Young Australian batsman Will Pucovski opted out of contention for a spot in the Test team for the upcoming Test series against Pakistan owing to mental health struggles which he reported after Australia A folded on 122 in the first innings of the tour game in Perth.
Pucovski only mustered five runs in the first innings and later at the end of the day's play, he informed his predicament to the team's management and expressed his desire to the support staff regarding his unavailability for national duties. The 21-year-old has an impressive first-class cricket record; he scored 1143 runs at an average of 41 and is considered as a strong contender for cementing a place in Australia's middle order.
"We applaud Will for having the courage to discuss his situation with team management in Perth. Cricket will come next and we'll deal with that when the time's right. But as it currently stands, the right thing for Will is to focus on his own health and well-being and we'll support him through that," head of national teams Ben Oliver told SEN Radio.
Cricket Australia has never stigmatized mental health concerns which are perhaps not deemed as important in Asian sides but the management in Australia has lauded players for proactively reporting such issues and appreciated players from not shying away from seeking help.
Australia test Team captain, Tim Paine, has shared his sympathy with Pucovski and said: "I've obviously got a lot of time for Will as a person, he's a great young kid and it's sad to see him going through this. I think it's [mental health] a big issue in all walks of life."
The gruelling demands of professional sports can get to players who have to sustain high-pressure situations, remain constantly in the spotlight and are often subjected to intense media scrutiny.
“Will’s decision not to nominate for test selection was the right one in the circumstances and one that everyone in the Australian cricket family supports," Oliver added.
Previously, Glenn Maxwell and Nic Maddinson reported similar psychological troubles and excused themselves from international cricket commitments. Cricket Australia (CA) has been very supportive of the players who are battling mental health problems and setting a praiseworthy example for other boards. Nic pulled out of Australia A match while belligerent batsman Maxwell excused from the recently concluded T20I series against Pakistan, citing mental health difficulties after a demanding cricket season.

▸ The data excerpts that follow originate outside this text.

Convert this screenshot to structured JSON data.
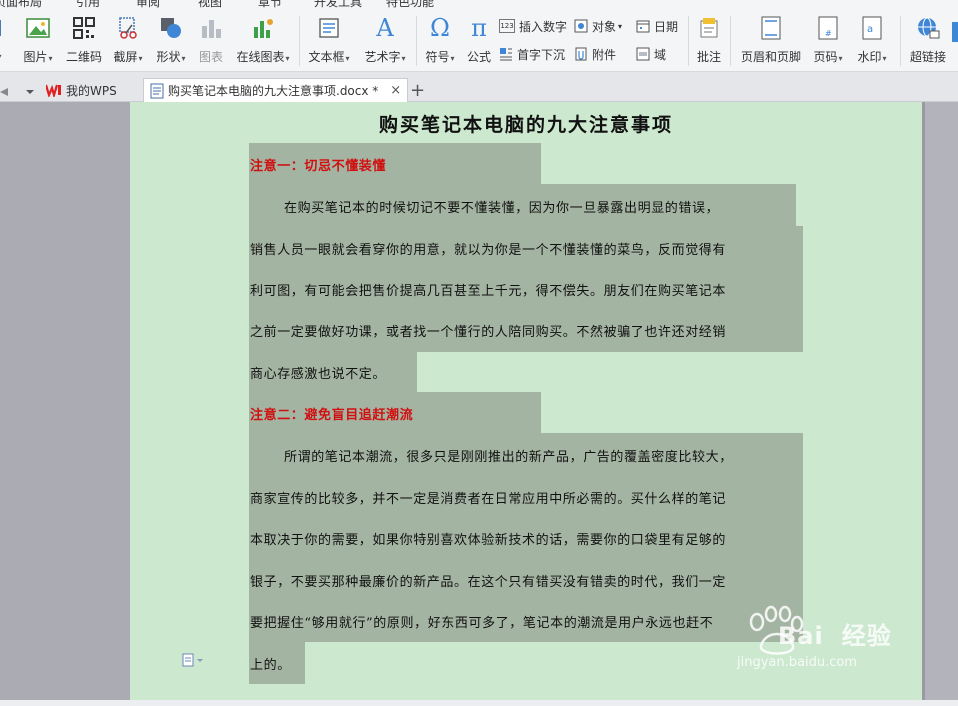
{
  "menu": {
    "items": [
      "页面布局",
      "引用",
      "审阅",
      "视图",
      "章节",
      "开发工具",
      "特色功能"
    ]
  },
  "ribbon": {
    "picture": "图片",
    "qrcode": "二维码",
    "screenshot": "截屏",
    "shape": "形状",
    "chart": "图表",
    "online_chart": "在线图表",
    "textbox": "文本框",
    "wordart": "艺术字",
    "symbol": "符号",
    "formula": "公式",
    "insert_number": "插入数字",
    "object": "对象",
    "date": "日期",
    "dropcap": "首字下沉",
    "attachment": "附件",
    "field": "域",
    "comment": "批注",
    "header_footer": "页眉和页脚",
    "page_number": "页码",
    "watermark": "水印",
    "hyperlink": "超链接",
    "number_badge": "123"
  },
  "tabs": {
    "home": "我的WPS",
    "doc": "购买笔记本电脑的九大注意事项.docx *",
    "close": "×",
    "new": "+"
  },
  "document": {
    "title": "购买笔记本电脑的九大注意事项",
    "heading1": "注意一：切忌不懂装懂",
    "p1": [
      "在购买笔记本的时候切记不要不懂装懂，因为你一旦暴露出明显的错误，",
      "销售人员一眼就会看穿你的用意，就以为你是一个不懂装懂的菜鸟，反而觉得有",
      "利可图，有可能会把售价提高几百甚至上千元，得不偿失。朋友们在购买笔记本",
      "之前一定要做好功课，或者找一个懂行的人陪同购买。不然被骗了也许还对经销",
      "商心存感激也说不定。"
    ],
    "heading2": "注意二：避免盲目追赶潮流",
    "p2": [
      "所谓的笔记本潮流，很多只是刚刚推出的新产品，广告的覆盖密度比较大，",
      "商家宣传的比较多，并不一定是消费者在日常应用中所必需的。买什么样的笔记",
      "本取决于你的需要，如果你特别喜欢体验新技术的话，需要你的口袋里有足够的",
      "银子，不要买那种最廉价的新产品。在这个只有错买没有错卖的时代，我们一定",
      "要把握住“够用就行”的原则，好东西可多了，笔记本的潮流是用户永远也赶不",
      "上的。"
    ]
  },
  "watermark": {
    "brand": "经验",
    "url": "jingyan.baidu.com",
    "logo_text": "Bai"
  },
  "colors": {
    "page_bg": "#cce8cf",
    "highlight": "#a4b4a2",
    "heading_red": "#d01010",
    "canvas": "#ababb3"
  }
}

This is not the first time the talented batsman has reported psychological health issues; Pucovski took a long hiatus after smashing 243 for Victoria against Western Australia and also during a Test against Sri Lanka earlier this year where he wasn't part of the playing XI but he left the team midway in the series. He skipped Big Bash League this year as well.
After the last season's heroics with the bat for Victoria, the young sensation said: "It was one of those things where what it looked like from the outside wasn't quite matching up with what it was on the inside."
"I was more confused than at any other time in my life," Pucovski said.
Despite mental health being a rising problem and affecting series preparations, Cricket Australia has fully backed the rising star and has demonstrated great concern for the mental well-being of every cricketer who is part of the fraternity.
"Cricket Australia has committed to being open about the challenges faced in managing mental health," Alex Kountouris, Cricket Australia's sports science and sports medicine manager, affirmed.
Cricket administrators all over the world are starting to pay heed to the escalating health crisis and are taking measures to address players' health.
Coach Justin Langer and Australia’s chairman of selectors, Trevor Hohns, have praised players for reaching out to the management and have reassured that mental health issues will have no bearing on their selection for the forthcoming matches.
Jonathan Trott, Marcus Trescothick, and Virat Kohli have also battled similar issues in their life. The Indian skipper has put his weight behind players who are undergoing distress and has drawn the attention of all stakeholders to remove players' insecurities so they are open about their state of mind.
“I’ve gone through a phase in my career where I felt like it was the end of the world. These things should be respected and not taken in a negative way," remarked Kohli at a news conference in India.